I've begun rereading John A.T. Robinson's Redating the New Testament for the...well, actually, I've read it so many times that I'm not actually sure what time this is. I think it might be number four. Maybe five. In any case, I've decided that I might blog upon Redating as I reread, beginning with chapter I, "Dates and Data."
"Dates and Data" is what one expects in an introductory chapter. It defines the question, and considers the current (as of the mid-1970s) state of the question. What is interesting for this writer is that the state of the question isn't that far off in 2016 from what it was when Redating was published in 1976. Robinson observes that prior to Redating, the last major, synthetic work focusing upon the dates of the New Testament comes from 1897, in volume II of Harnack's Geschichte der altchristlichen Litteratur bis Eusebius. This still-excellent volume unfortunately tends to be under-read in contemporary scholarship, perhaps in large part due to the fact that it has never been translated into English. That said, Robinson's discussion of synthetic works on the dates of the New Testament texts is virtually up-to-date. Just add a reference to Redating itself, and this discussion would suffice for 2016.
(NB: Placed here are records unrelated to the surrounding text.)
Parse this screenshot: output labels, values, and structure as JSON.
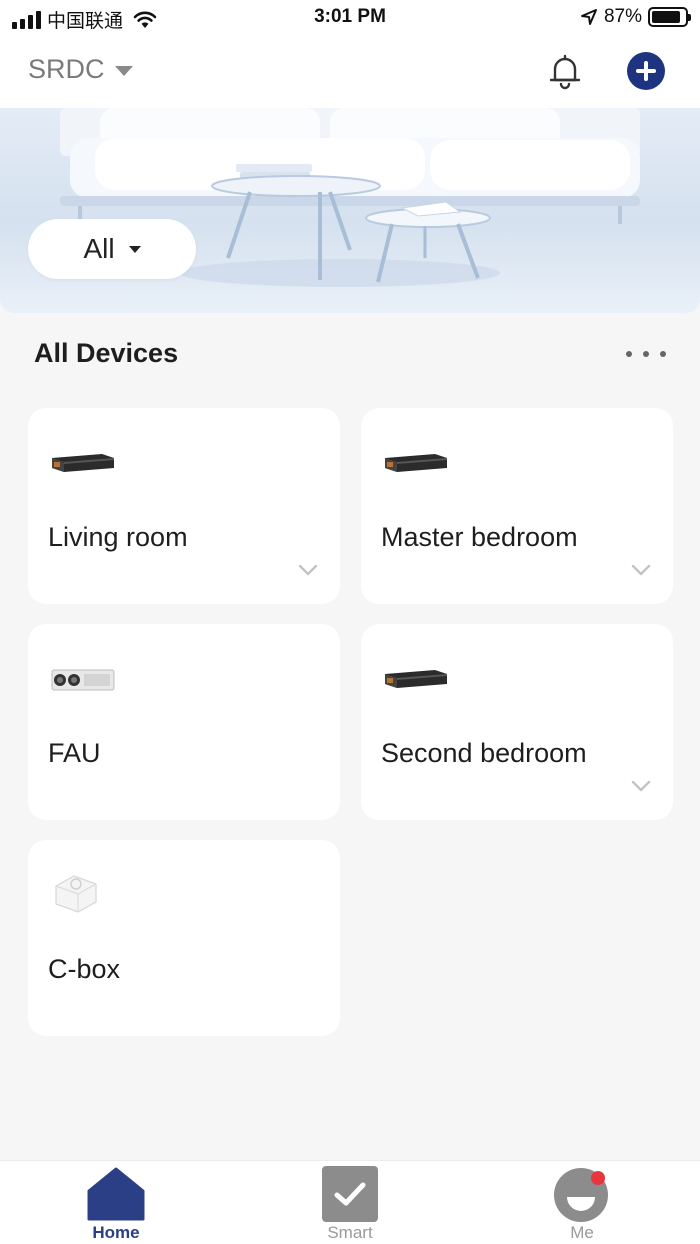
{
  "status_bar": {
    "carrier": "中国联通",
    "time": "3:01 PM",
    "battery_percent": "87%",
    "battery_level": 0.87,
    "icons": [
      "signal-icon",
      "wifi-icon",
      "location-arrow-icon",
      "battery-icon"
    ]
  },
  "header": {
    "home_name": "SRDC",
    "icons": [
      "caret-down-icon",
      "bell-icon",
      "add-icon"
    ],
    "accent_color": "#1e3480"
  },
  "banner": {
    "filter_label": "All"
  },
  "section": {
    "title": "All Devices",
    "more_icon": "more-dots-icon"
  },
  "devices": [
    {
      "name": "Living room",
      "icon": "ducted-ac-unit-icon",
      "expandable": true
    },
    {
      "name": "Master bedroom",
      "icon": "ducted-ac-unit-icon",
      "expandable": true
    },
    {
      "name": "FAU",
      "icon": "fresh-air-unit-icon",
      "expandable": false
    },
    {
      "name": "Second bedroom",
      "icon": "ducted-ac-unit-icon",
      "expandable": true
    },
    {
      "name": "C-box",
      "icon": "c-box-hub-icon",
      "expandable": false
    }
  ],
  "bottom_nav": {
    "items": [
      {
        "label": "Home",
        "icon": "home-icon",
        "active": true
      },
      {
        "label": "Smart",
        "icon": "smart-check-icon",
        "active": false
      },
      {
        "label": "Me",
        "icon": "me-face-icon",
        "active": false,
        "has_notification": true
      }
    ],
    "active_color": "#2b3f86",
    "notification_color": "#e8373c"
  }
}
One aspect of past work that Robinson could flag more fully is the fact that Geschichte was not Harnack's final word on the dates of the New Testament (Robinson does mention this, on p. 5, but in passing). Most notably, while Harnack dated Luke-Acts to c. the 80s in Geschichte, he would subsequently revise this opinion twice, both downwards, eventually concluding that Acts was written before Paul's death c. 65. This in turn required him to revise his date for Mark's Gospel downwards. What that means is that Geschichte itself cannot be considered Harnack's definitive synthesis of the dates of the New Testament, as he would come to disagree with certain of its judgments.
Harnack's later revisions demonstrate why serious work on the dates of the New Testament need to be synthetic in nature. This is a matter that Robinson discusses at length in this initial chapter. My own go-to example is 1 Timothy 5:18, which quotes as scripture a phrase that occurs verbatim in Luke's Gospel, and only in Luke's Gospel. One's judgments about both Luke's Gospel and 1 Timothy are thus closely entailed. If one judges that 1 Timothy is quoting Luke's Gospel here, then Luke's Gospel must predate 1 Timothy and 1 Timothy must postdate Luke's Gospel. If one can then establish the date of either text, one has narrowed down the possible dates for the other. Yet it continues. If Luke used Mark's Gospel as a source, then Mark's Gospel must also predate 1 Timothy and 1 Timothy postdate Mark's Gospel; likewise if Luke used Matthew's Gospel. Any treatment of the dates of Mark's Gospel, Luke's Gospel, and 1 Timothy in isolation from each other will be incomplete. Unfortunately, the tendency within the modern academy towards hyper-specialization tends to inhibit such synthetic work.